An
×
Our initial research design included identifying a target population, generating quantitative and qualitative survey and interview questions, and recruiting participants using networking techniques that mirrored the career exploration process. We worked in an uncharted space, which made it difficult to implement a strict research design. We struggled with how to approach top-level executives and using the norms of the business world. As we worked, a research framework developed organically.
We repeatedly ran into the question of when to stop collecting data and start synthesizing, fearing that we had not collected enough data for clear patterns to emerge. Also of concern was how to refine the scope of our questions so that we could generate meaningful data and provide relevant answers to our research questions. Our research and interviews indicated that ethnographic methods are used by applied anthropologists on collaborative teams including engineers and MBAs.
Furthermore, we came across the term “thick data,” which is used to describe the contextualized data that ethnographic inquiry provides. This is opposed to the concept of “big data,” which focuses on collecting data points about users. The idea is that thick data will help companies better understand the meaning of the data points they collect in order to generate appropriate responses.

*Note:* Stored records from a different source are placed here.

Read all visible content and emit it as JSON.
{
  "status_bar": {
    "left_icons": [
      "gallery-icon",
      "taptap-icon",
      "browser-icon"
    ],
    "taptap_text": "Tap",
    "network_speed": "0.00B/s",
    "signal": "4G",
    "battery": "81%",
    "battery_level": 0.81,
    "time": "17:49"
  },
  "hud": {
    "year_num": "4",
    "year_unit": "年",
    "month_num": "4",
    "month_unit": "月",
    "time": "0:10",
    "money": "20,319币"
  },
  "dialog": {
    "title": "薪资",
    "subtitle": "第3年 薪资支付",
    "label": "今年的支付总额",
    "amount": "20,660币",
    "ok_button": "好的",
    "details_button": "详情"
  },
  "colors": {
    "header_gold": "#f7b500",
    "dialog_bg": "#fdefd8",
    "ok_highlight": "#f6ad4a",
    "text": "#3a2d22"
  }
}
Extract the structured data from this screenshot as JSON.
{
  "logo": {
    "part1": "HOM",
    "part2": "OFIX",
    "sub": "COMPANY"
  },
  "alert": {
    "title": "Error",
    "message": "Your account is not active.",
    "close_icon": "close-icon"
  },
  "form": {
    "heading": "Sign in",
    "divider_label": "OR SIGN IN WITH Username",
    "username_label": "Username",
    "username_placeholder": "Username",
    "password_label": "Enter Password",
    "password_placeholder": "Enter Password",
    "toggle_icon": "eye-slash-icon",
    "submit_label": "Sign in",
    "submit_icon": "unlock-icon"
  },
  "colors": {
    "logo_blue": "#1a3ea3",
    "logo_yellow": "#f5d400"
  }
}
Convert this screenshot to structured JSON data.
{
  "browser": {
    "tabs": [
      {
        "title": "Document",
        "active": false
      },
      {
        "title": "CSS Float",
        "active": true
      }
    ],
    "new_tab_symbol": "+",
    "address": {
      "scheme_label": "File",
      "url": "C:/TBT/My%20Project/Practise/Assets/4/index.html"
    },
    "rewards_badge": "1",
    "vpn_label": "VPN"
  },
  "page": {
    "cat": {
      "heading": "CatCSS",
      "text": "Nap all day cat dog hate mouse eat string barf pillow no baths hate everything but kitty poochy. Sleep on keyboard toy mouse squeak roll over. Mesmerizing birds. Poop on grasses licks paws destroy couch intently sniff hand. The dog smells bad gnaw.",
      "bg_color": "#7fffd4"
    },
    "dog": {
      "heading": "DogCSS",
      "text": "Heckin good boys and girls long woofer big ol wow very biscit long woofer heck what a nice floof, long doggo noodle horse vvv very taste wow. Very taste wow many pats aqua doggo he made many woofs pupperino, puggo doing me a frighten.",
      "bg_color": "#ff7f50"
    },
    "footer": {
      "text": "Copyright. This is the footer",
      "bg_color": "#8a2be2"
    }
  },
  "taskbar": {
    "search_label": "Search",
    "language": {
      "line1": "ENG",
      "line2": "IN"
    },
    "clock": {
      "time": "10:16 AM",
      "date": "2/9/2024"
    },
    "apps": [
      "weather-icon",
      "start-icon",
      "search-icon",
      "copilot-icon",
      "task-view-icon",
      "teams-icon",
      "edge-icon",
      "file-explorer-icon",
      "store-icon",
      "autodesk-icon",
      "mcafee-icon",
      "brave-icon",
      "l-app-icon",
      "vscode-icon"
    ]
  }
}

We found that our process of research and synthesis was iterative and closely resembled the design thinking model, indicating overlap between the fields of design and social research. Anthropologists concerned with the future of ethnographic methods should ask what is included in the sweet spot between anthropology and design, what is left out, and whether the values supported by the shared methods are congruent with the goals of cultural anthropology today.
I continued aspects of this research inquiry at UCLA, which resulted in an honors thesis exploring human-centered software development culture.
Thesis Abstract
As the role of digital products expands in the consciousness of 21st century publics, business organizations are increasingly adopting a human-centered design approach to computer software development in an effort to innovate and reach a broader consumer base. Although there are many variations to incorporating human-centered design, they all share a singular philosophy of situating the human user at the center of the design process (Schneider, Arble, Olson, & Wolff, 1980). User psychological and physical needs and expectations are used as a primary focus of design as opposed to expecting the user to adapt to a design focusing on business, logistical, technological or other non-human factors (Greenhouse 2010). These emerging approaches to software design require an internal shift in thinking and adoption of new business practices. Such a transition between traditional software development processes (e.g. waterfall model) and emerging human-centered design methods (e.g. User-Centered Design and Agile) parallel the idea of a shift from modern to postmodern software development culture (Robinson et al. 1998). Through ethnographic research, this paper provides an on-the-ground description of how individuals of a design team at a traditional American company interact as they internalize this significant shift in thinking and practice. The ethnography takes place during a timely period when a hybridity of modern and postmodern software design and development culture can be observed. This period allows researchers to analyze how particular design activities and software development practices are defined through postmodernist culture.